In September 2011, CMS notified the district that it intended to terminate the district's participation in the Medicare and Medicaid program due to its failure to meet certain standards. Given the district's role as a regional healthcare provider, CMS suspended the termination, provided the district enter into a systems improvement agreement. If the district fails the second inspection, it can reapply for a renewal of the COP in 90 days.
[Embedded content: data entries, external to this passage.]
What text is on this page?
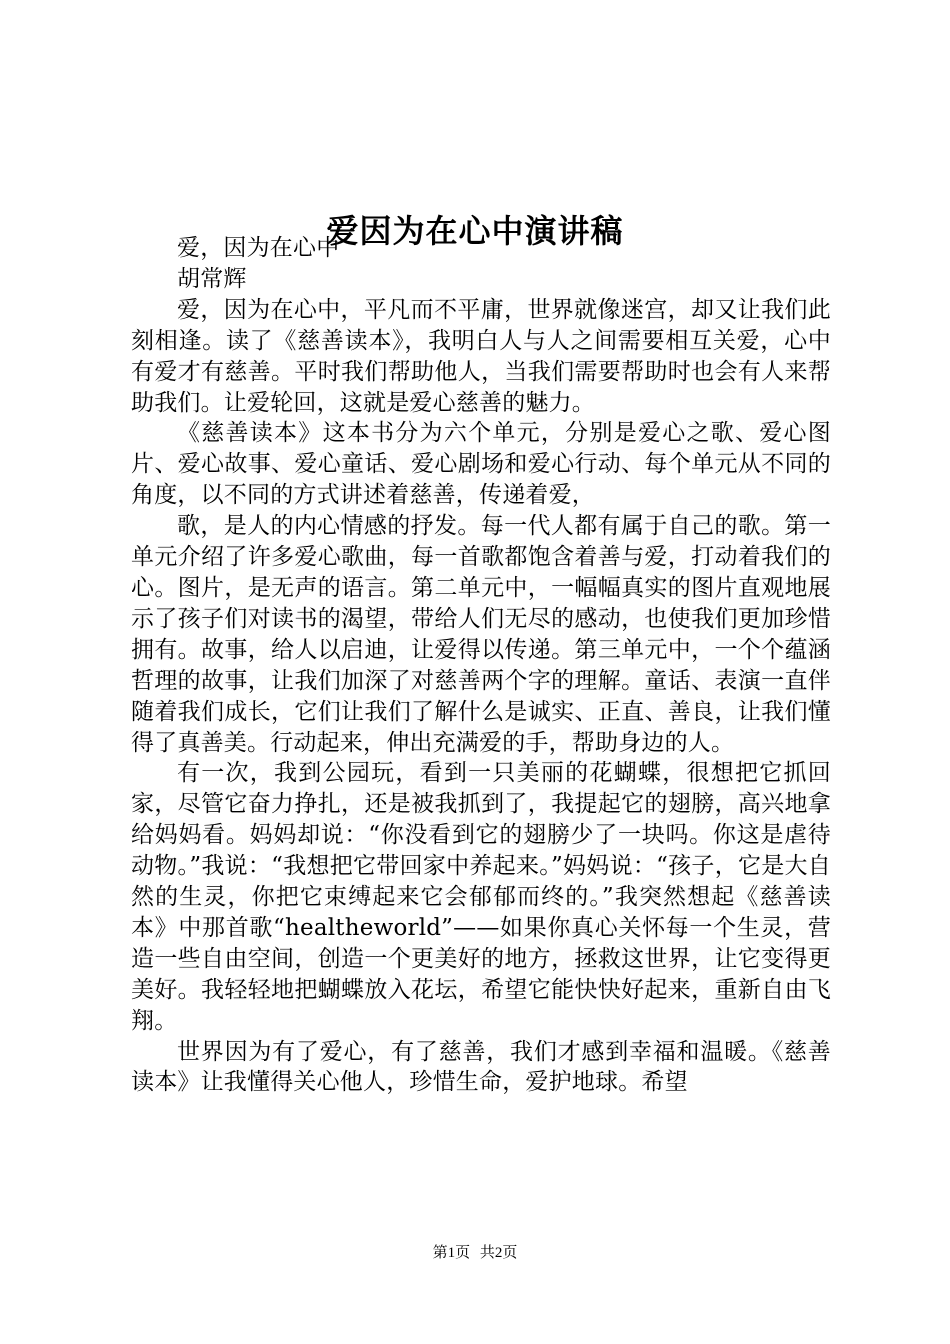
爱因为在心中演讲稿

爱，因为在心中

胡常辉

爱，因为在心中，平凡而不平庸，世界就像迷宫，却又让我们此刻相逢。读了《慈善读本》，我明白人与人之间需要相互关爱，心中有爱才有慈善。平时我们帮助他人，当我们需要帮助时也会有人来帮助我们。让爱轮回，这就是爱心慈善的魅力。

《慈善读本》这本书分为六个单元，分别是爱心之歌、爱心图片、爱心故事、爱心童话、爱心剧场和爱心行动、每个单元从不同的角度，以不同的方式讲述着慈善，传递着爱，

歌，是人的内心情感的抒发。每一代人都有属于自己的歌。第一单元介绍了许多爱心歌曲，每一首歌都饱含着善与爱，打动着我们的心。图片，是无声的语言。第二单元中，一幅幅真实的图片直观地展示了孩子们对读书的渴望，带给人们无尽的感动，也使我们更加珍惜拥有。故事，给人以启迪，让爱得以传递。第三单元中，一个个蕴涵哲理的故事，让我们加深了对慈善两个字的理解。童话、表演一直伴随着我们成长，它们让我们了解什么是诚实、正直、善良，让我们懂得了真善美。行动起来，伸出充满爱的手，帮助身边的人。

有一次，我到公园玩，看到一只美丽的花蝴蝶，很想把它抓回家，尽管它奋力挣扎，还是被我抓到了，我提起它的翅膀，高兴地拿给妈妈看。妈妈却说：“你没看到它的翅膀少了一块吗。你这是虐待动物。”我说：“我想把它带回家中养起来。”妈妈说：“孩子，它是大自然的生灵，你把它束缚起来它会郁郁而终的。”我突然想起《慈善读本》中那首歌“healtheworld”——如果你真心关怀每一个生灵，营造一些自由空间，创造一个更美好的地方，拯救这世界，让它变得更美好。我轻轻地把蝴蝶放入花坛，希望它能快快好起来，重新自由飞翔。

世界因为有了爱心，有了慈善，我们才感到幸福和温暖。《慈善读本》让我懂得关心他人，珍惜生命，爱护地球。希望

第1页 共2页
In May 2012, the Parkland Health & Hospital System Board of Managers engaged an outside consultant to provide recommendations to improve the efficiency of Parkland's corporate governance system. Prepared by The Saranac Group LLC, the report contains 20 recommendations that are aimed at enhancing the capabilities of the board and improving the relationship between the board, hospital executives and elected officials.

“These recommendations, taken together, provide a comprehensive road map for the Board as we develop a sustainable governance model that is appropriate for a complex billion-dollar plus public safety net health system in the 21st century,” said Debbie Branson, Chair of Parkland’s Board of Managers.

While some of the recommendations, such as the reorganization of Board committees can be achieved through Board action alone, others, such as an expansion of the size of the board, will require legislative approval.